As you can see, I moved this thread to the gear section.
It sounds like your daughter is definitely ready to step up to the next level of gear quality, but that she's not quite ready for top end gear yet. You want to find gear that has better materials than your average Sportmart stuff. The easiest way to do this is to visit your local snowboard shops. They are going to have better gear and better advice. Strangely enough, even with better quality gear, she's going to be quickly reaching the stage where she's going to wear out even the good stuff. So don't be shocked if a strap needs to get replaced next year or she's ready to trade up again in another year or two.

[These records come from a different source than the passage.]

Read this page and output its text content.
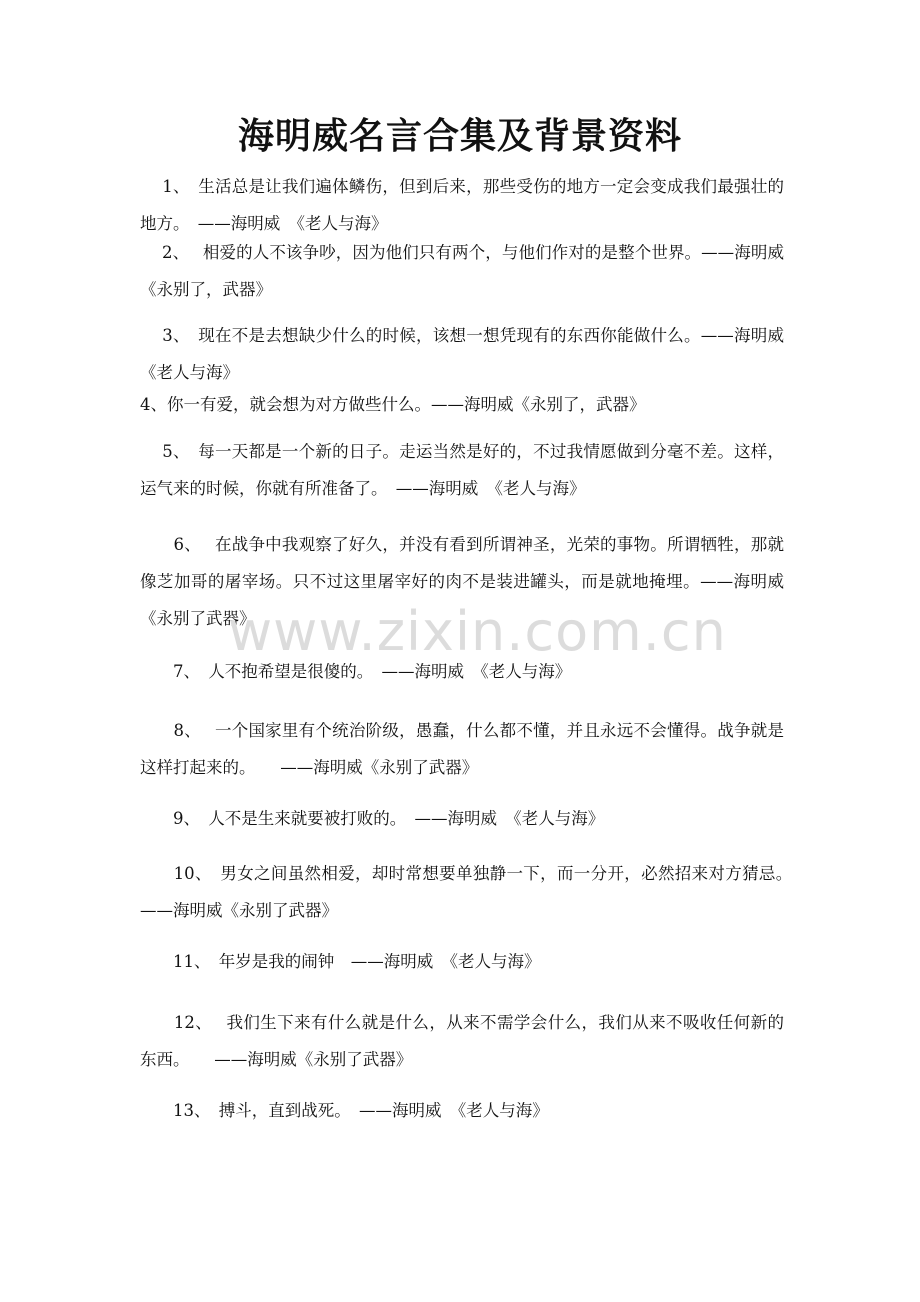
海明威名言合集及背景资料

　 1、　生活总是让我们遍体鳞伤，但到后来，那些受伤的地方一定会变成我们最强壮的地方。　——海明威　《老人与海》

　 2、　 相爱的人不该争吵，因为他们只有两个，与他们作对的是整个世界。——海明威　《永别了，武器》

　 3、　现在不是去想缺少什么的时候，该想一想凭现有的东西你能做什么。——海明威　《老人与海》

4、你一有爱，就会想为对方做些什么。——海明威《永别了，武器》

　 5、　每一天都是一个新的日子。走运当然是好的，不过我情愿做到分毫不差。这样，运气来的时候，你就有所准备了。　——海明威　《老人与海》

　　6、　 在战争中我观察了好久，并没有看到所谓神圣，光荣的事物。所谓牺牲，那就像芝加哥的屠宰场。只不过这里屠宰好的肉不是装进罐头，而是就地掩埋。——海明威《永别了武器》

　　7、　人不抱希望是很傻的。　——海明威　《老人与海》

　　8、　 一个国家里有个统治阶级，愚蠢，什么都不懂，并且永远不会懂得。战争就是这样打起来的。　　——海明威《永别了武器》

　　9、　人不是生来就要被打败的。　——海明威　《老人与海》

　　10、　男女之间虽然相爱，却时常想要单独静一下，而一分开，必然招来对方猜忌。　　——海明威《永别了武器》

　　11、　年岁是我的闹钟　——海明威　《老人与海》

　　12、　 我们生下来有什么就是什么，从来不需学会什么，我们从来不吸收任何新的东西。　　——海明威《永别了武器》

　　13、　搏斗，直到战死。　——海明威　《老人与海》

www.zixin.com.cn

The most important thing to be careful of is to not get a board that is too stiff. You can feel the difference in stiffness by holding the board upright and trying to push the middle of the board, but this is something a shop can give you the best advice on. A stiffer board than what she had will improve her riding, but going to stiff is going to stifle it. It's a little hard to read the specs on a board and know if a wood core is better than a foam core is better than having a metal layer inside or what quality ptex is used for the base, but in general, the higher the list price, the more quality is in the board and the better it will perform. For some people, the graphics on the board are important too. For certain, ugly graphics can spoil the experience. Of course, perceptions of ugliness and coolness may vary. You may need to consult an expert on this (i.e. your daughter).
Two big things to consider with bindings are comfort and ease of use. If at all possible, bring in your boots and try the set up out in a store. Another advantage of using a shop is that you can ask them to help tweak the binding setup for the best fit. Sometimes it helps to offset the heel cup for a tighter fit. Make sure that you also learn how to adjust the highback forward lean. Make sure that you have the straps adjusted so that they ratchet tight into the middle of the strap vs too long or too short.
Although you've not told the story of the old board, one thing to make sure of is that your daughter has a cable lock to secure her new board while she's on the mountain. Don't forget to get a stomp pad. Ask your daughter whether she wants it in the middle or positioned towards the back foot. She should carry a snowboard tool for emergency fixes. She should also have helmet so that she can safely head butt the guys after successful tricks in the park. So as long as you're at it, get all the extra stuff too.